Guatemala, despite being a small country, it produces a wide variety of different coffee types. With its variety of climates and altitudes in many areas of the country, an excellent coffee is grown. So if you’re keen to explore and learn more a little about Guatemalan coffee, let us give you an introduction to it. We’re going to look at the country’s four of the best different coffee-producing regions, and the geographical differences between each other, and hopefully you can taste the differences yourself with traveling to Guatemala.
Rich volcanic soil, low humidity, sunny environment, and cool evenings characterize the coffee region of Antigua Guatemala. Antigua is internationally renowned for its high-quality coffees. This region is located in a valley surrounded by three volcanoes, Agua, Fuego and Acatenango, this gives a perfect climate for cultivating coffee. The soils are young and optimal for coffee. Fuego volcano is continuously active, sending up a fresh layer of ash rich in soil-nourishing minerals all around the valley.
The temperature ranges from 19-22 C (66.2-71.6°F) and the altitude is between 4,600 and 5,600 feet. Annual rainfall is between 800-1,200 mm and the humidity is constant at 65% aprox. Antigua Guatemala coffee is known for having a full and velvety body, a rich and lively aroma, and a fine acidity.
The Acatenango Valley sits at an altitude of 2,000 meters. You’ll find leafy forests nourished by the minerals produced in nearby volcanic explosions territory. Since the 1880’s, farmers have grown coffee under a dense shade, on the foothills of Acatenango volcano. The forest they create is a gift; a lush ecological refuge for countless species of local and migratory birds.
This area also has a low temperature, with breezes from the Pacific Ocean coast bringing relief from the Central American heat and in combination with distinct seasons, allows coffee to be sun-dried. Constant eruptions from nearby Fuego volcano keep the coarse sandy soils full of minerals. The result is an exquisite, fragrant coffee, with a marked acidity, balanced body and a clean, lingering finish.
This region encompasses all of the lands surrounding Lake Atitlan. Coffee is mainly harvested on the side of the Pacific in a region of three volcanic mountains with a high precipitation.

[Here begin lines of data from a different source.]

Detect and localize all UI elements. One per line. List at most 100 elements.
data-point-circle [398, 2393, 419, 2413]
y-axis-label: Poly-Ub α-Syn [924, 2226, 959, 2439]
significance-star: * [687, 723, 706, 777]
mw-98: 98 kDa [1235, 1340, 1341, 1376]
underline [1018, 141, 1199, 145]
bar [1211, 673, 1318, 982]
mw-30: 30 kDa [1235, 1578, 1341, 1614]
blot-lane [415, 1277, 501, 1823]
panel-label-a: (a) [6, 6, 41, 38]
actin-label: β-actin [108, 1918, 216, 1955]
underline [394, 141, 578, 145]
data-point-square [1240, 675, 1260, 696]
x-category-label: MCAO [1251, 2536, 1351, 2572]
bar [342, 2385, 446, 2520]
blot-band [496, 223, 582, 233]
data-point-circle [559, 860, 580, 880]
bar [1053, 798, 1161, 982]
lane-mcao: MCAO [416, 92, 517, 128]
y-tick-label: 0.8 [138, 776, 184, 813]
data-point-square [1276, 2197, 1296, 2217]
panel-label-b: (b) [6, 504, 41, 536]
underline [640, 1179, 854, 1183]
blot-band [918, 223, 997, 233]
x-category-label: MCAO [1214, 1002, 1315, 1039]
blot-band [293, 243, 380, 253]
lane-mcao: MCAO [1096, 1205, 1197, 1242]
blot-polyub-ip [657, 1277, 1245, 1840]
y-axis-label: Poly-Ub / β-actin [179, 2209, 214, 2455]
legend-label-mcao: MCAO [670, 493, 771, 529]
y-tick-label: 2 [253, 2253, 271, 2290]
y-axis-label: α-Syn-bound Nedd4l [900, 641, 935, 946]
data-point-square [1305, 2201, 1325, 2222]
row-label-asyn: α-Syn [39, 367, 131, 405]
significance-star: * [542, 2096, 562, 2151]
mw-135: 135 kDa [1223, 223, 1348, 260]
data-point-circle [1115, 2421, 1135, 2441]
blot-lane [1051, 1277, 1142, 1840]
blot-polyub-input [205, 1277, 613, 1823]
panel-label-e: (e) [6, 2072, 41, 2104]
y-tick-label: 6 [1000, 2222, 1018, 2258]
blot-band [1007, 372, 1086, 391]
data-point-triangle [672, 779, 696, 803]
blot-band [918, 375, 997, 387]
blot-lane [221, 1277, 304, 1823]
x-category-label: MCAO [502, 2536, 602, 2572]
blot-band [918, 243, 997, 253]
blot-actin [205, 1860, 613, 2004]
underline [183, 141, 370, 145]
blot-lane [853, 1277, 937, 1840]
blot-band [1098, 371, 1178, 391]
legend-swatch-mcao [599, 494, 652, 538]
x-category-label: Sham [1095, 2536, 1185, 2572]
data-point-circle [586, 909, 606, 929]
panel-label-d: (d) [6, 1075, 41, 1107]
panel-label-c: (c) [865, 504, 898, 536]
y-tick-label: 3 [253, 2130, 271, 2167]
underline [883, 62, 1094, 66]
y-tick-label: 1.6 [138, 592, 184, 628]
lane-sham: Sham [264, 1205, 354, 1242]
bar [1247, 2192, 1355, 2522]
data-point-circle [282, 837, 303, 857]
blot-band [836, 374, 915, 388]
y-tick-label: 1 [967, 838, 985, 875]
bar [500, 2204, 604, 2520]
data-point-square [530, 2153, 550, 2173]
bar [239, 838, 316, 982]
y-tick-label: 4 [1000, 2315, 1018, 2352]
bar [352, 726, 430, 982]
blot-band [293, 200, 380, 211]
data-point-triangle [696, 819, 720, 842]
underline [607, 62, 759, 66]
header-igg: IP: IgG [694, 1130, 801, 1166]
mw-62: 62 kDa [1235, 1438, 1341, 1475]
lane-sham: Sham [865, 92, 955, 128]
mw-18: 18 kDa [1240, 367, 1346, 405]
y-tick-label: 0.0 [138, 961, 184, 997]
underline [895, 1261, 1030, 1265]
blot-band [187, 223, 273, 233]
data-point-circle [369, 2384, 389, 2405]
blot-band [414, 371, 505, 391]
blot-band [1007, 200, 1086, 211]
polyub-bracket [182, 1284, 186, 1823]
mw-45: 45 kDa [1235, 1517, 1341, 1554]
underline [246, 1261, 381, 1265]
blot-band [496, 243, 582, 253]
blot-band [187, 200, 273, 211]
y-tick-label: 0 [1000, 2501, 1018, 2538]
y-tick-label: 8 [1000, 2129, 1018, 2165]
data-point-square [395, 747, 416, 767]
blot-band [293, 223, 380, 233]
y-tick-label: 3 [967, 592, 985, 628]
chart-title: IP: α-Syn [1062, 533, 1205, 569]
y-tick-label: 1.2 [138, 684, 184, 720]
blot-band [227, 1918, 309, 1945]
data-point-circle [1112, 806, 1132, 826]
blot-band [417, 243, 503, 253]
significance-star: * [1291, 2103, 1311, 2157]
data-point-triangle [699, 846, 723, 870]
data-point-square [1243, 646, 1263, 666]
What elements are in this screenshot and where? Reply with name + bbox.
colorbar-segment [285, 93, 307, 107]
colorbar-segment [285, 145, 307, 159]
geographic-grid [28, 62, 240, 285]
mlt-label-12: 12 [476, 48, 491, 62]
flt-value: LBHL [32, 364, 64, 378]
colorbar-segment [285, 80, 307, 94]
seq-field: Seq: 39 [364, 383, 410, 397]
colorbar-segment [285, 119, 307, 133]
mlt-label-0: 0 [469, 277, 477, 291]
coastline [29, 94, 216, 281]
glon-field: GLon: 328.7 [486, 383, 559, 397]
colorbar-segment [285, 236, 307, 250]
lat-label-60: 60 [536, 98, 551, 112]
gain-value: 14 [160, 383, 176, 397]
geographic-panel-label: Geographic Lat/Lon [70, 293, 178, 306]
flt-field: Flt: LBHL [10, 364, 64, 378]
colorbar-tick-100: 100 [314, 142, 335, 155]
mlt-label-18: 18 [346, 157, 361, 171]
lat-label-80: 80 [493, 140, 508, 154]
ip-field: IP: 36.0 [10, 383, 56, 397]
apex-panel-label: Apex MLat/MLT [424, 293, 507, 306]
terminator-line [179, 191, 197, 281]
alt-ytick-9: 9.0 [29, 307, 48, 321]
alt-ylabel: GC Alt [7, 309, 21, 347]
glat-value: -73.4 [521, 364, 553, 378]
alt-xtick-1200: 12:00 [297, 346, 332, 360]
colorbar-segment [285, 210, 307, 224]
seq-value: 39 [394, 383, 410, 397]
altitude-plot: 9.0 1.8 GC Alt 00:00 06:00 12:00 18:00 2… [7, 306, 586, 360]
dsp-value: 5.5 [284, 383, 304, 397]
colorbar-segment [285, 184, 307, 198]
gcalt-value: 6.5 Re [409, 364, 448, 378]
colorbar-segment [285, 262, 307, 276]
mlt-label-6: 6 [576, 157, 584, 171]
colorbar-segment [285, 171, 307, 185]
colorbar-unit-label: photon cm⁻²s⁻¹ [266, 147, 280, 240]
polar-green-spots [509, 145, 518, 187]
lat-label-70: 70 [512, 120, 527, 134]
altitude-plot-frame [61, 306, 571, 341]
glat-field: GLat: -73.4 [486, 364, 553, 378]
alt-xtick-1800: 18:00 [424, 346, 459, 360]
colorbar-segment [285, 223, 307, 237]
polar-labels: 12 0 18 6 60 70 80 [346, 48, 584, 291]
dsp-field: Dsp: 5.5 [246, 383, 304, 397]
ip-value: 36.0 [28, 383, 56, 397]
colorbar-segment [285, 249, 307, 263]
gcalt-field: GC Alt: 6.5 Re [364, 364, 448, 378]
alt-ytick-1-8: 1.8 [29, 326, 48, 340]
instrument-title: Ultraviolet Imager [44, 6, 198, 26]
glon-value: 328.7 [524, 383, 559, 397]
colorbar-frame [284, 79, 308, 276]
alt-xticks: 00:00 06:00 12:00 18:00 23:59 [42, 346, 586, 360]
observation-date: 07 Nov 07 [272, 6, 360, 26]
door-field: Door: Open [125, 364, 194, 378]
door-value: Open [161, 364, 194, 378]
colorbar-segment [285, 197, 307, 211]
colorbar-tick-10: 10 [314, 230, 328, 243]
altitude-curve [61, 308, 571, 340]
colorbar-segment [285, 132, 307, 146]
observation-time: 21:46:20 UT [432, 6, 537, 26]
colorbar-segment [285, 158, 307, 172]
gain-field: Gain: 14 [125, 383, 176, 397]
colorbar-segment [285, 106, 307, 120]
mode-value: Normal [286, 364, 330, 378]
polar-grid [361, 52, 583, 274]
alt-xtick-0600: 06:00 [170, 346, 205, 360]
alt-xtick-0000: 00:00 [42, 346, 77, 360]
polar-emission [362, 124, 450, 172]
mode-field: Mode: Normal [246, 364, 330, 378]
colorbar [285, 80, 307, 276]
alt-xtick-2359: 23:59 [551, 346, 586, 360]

There are five volcanic regions in Guatemala, and the soil of Atitlán is the richest in terms of its organic matter. In fact, ninety percent of Atitlán’s coffee is cultivated on the sides of the volcanoes surrounding the majestic Lake Atitlán. There is 50 mm of rain every month in this region. Most coffee producers in this region will use water from the lake for wet processing. Instead of chemicals, organic matter is often used as a fertilizer. The high altitude (4,000-5,900 feet) results in a low occurrence of pests and diseases. Yet it’s not only the soil that impacts Atitlán’s coffee: winds known as Xocomil influence the region’s microclimates.
Out of three non-volcanic regions in Guatemala, Huehuetenango is the highest and driest of them all. This region crosses the “Cardillera de Los Cuchamatanes” with regions over 11,800 feet in altitude, near the Mexico border. Rainfall is around 2000 mm with a relative humidity of 70-80%. Thanks to the warm and dry winds that blow towards the mountains from the Mexican plains of Tehuantepec, this region is protected from frosting temperatures.
The average temperature is 23 C (73°F). The subtropical and humid climate contributes to the coffee beans' beautiful appearance and uniform maturation. The flowering is homogeneous which results in a winey, high-quality cup. Harvesting takes place from January to April, because it is a remote region, most producers process it themselves.